From profit to loss…and a shift in the business breakdown…
Net income, for example, at the end of the first semester last year was ¥1.2 billion. However, this year the company booked a net loss of ¥5.1 billion for the first semester.
According to a breakdown in sales results by product category, the company has seen significant shifts in their business with the Optical & Audio category seeing its share of sales drop from 28 percent of sales last year to 25 percent of sales this year – a shift of about ¥5 billion. The Car Electronics segment was the biggest gainer, seeing its share of sales increase to 36 percent of sales as compared to 32 percent of sales last year – also a shift of about ¥5 billion.
A changing view on the business’ outlook…
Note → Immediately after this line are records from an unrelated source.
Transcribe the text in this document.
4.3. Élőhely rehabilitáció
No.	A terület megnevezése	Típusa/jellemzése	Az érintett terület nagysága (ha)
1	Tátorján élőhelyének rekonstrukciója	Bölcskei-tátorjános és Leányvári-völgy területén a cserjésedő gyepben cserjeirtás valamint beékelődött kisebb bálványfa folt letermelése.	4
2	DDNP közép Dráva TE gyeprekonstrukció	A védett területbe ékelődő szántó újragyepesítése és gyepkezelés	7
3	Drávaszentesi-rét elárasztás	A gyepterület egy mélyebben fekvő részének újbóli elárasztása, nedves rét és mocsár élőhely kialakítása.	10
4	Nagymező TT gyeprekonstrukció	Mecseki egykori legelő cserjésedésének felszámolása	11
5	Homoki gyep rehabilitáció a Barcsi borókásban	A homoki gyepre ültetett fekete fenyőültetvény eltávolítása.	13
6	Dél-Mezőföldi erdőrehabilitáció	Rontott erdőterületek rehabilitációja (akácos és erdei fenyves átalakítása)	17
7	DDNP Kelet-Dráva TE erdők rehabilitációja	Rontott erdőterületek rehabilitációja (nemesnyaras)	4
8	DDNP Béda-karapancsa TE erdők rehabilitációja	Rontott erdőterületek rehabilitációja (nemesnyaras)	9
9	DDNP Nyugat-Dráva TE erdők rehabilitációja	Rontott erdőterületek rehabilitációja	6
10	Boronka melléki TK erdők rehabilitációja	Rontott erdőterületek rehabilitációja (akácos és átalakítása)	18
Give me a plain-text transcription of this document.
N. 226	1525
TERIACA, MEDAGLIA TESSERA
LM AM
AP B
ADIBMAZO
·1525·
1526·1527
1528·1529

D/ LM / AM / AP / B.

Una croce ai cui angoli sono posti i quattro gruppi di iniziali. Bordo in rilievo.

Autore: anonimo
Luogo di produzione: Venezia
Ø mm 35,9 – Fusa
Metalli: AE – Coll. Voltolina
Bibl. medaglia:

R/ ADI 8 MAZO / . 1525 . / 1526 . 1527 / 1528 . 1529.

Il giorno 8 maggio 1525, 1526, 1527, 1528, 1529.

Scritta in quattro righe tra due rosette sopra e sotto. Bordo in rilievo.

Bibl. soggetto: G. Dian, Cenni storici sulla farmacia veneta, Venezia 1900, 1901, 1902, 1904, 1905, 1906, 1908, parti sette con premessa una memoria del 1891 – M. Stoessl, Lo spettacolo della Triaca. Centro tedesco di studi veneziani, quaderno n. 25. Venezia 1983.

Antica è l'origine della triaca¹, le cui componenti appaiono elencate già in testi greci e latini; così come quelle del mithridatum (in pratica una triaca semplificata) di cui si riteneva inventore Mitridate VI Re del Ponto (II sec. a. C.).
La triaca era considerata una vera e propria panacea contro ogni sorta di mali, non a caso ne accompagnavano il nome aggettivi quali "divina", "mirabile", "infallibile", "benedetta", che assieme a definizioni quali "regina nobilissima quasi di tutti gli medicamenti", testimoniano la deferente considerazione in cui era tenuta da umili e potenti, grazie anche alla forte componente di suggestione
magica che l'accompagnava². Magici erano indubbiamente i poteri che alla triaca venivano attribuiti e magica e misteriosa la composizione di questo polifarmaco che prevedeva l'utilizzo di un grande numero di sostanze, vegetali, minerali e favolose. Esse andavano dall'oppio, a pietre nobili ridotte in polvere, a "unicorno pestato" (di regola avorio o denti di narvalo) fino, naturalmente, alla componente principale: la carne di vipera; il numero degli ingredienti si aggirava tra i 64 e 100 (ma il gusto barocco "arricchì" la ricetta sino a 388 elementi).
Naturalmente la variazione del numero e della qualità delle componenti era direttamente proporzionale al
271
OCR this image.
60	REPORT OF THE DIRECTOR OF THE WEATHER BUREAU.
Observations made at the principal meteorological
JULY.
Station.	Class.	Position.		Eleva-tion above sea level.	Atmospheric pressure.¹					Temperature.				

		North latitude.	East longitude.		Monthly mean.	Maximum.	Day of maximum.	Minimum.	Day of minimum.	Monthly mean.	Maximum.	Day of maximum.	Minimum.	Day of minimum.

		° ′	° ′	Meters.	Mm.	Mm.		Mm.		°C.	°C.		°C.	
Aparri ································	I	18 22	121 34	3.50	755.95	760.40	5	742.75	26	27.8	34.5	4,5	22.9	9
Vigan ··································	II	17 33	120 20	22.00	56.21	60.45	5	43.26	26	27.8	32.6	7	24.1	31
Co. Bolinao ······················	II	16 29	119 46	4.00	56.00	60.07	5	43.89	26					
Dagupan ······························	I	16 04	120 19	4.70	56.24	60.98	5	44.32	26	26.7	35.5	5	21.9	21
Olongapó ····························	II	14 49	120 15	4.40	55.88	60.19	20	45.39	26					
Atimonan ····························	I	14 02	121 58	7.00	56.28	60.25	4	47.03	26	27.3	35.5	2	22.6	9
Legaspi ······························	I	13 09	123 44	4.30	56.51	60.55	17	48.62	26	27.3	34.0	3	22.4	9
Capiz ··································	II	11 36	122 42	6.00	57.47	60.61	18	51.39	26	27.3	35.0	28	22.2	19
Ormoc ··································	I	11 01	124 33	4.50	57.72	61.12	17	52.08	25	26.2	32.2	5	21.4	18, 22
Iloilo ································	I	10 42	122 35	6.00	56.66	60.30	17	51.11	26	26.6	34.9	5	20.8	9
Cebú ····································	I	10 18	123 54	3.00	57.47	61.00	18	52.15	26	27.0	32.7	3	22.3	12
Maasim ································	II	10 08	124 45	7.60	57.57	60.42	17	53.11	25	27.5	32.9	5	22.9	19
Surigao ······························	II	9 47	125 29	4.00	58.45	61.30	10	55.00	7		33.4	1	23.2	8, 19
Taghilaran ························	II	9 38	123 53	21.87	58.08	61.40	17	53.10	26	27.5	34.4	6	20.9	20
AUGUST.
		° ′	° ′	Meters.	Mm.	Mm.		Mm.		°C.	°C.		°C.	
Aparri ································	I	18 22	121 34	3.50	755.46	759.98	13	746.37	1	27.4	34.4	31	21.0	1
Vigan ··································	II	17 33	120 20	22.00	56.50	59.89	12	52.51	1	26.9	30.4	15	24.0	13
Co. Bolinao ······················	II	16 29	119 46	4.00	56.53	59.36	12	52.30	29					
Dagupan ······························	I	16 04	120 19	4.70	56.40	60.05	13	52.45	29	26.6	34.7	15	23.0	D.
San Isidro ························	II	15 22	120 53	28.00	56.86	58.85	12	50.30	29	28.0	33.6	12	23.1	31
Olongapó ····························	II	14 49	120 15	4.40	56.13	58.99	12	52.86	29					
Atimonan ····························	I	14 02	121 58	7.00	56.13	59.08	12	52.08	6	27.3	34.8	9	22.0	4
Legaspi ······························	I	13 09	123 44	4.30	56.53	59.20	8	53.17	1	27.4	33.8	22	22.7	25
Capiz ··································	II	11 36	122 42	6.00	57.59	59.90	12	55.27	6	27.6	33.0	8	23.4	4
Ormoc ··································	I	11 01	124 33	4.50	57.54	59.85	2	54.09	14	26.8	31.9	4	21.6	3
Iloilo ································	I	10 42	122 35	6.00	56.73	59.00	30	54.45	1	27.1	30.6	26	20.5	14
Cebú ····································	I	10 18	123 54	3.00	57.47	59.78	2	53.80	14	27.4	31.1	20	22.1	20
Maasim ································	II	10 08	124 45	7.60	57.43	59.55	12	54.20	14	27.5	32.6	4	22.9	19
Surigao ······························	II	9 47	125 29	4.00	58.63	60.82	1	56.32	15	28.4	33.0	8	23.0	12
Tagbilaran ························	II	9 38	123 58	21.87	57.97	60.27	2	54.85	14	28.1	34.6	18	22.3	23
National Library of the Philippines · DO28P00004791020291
JVC Kenwood’s rapidly changing results has forced the company to dramatically revise and cut their annual results forecast – from their May forecast of a profit of ¥3 billion ($30 million) to an annual loss of ¥5.5 billion ($55.2 million). The company now says it will post losses for the year on an ordinary profit and net profit basis – but says they will generate a small operating profit of about ¥1 billion.
The company noted in materials provided with their results that their view has changed as a result of several factors. And there may be a touch of irony in the way that their business has played out as the company sought to address last year’s challenges.
Win a few, lose a few – more…
The company noted that while Car Electronics and Professional Systems sales increased, net sales fell below forecast due to sales decreases in the Optical & Audio segment as a result of a slump in Europe and the “realignment of some models” (which usually means some models didn’t sell so well). The company also said that sales dropped in their Entertainment segment due to an unexplained postponement of “leading works” from the first half to the second half of the fiscal year.
Addressing the matter of their profit decline, JVC Kenwood revealed that their Car Electronics and Optical & Audio segments both experienced “large operating losses in the domestic [Japan] business” due to a negative swing in the currency exchange rate. This was coupled with poor overseas sales in Car Electronics Consumer business, the Imaging business, and – again – the delayed roll out of new entertainment products. All of these issues combined to slam operating profits.
A final slap…
The company’s management says it will implement measures to address the situation including: dropping unprofitable 2013 models sooner than originally planned…pushing up new – and presumably more profitable – 2014 models for introduction sooner than originally planned…and rolling out new “structural reforms” as recommended by their “Business Restructuring Task Force.”
But until these new measures can take effect, JVC Kenwood acknowledged that “the business environment will continue to be difficult.” And in a final slap to investors, the company noted that it would suspend their year-end dividend payment – originally expected to be ¥5 per share.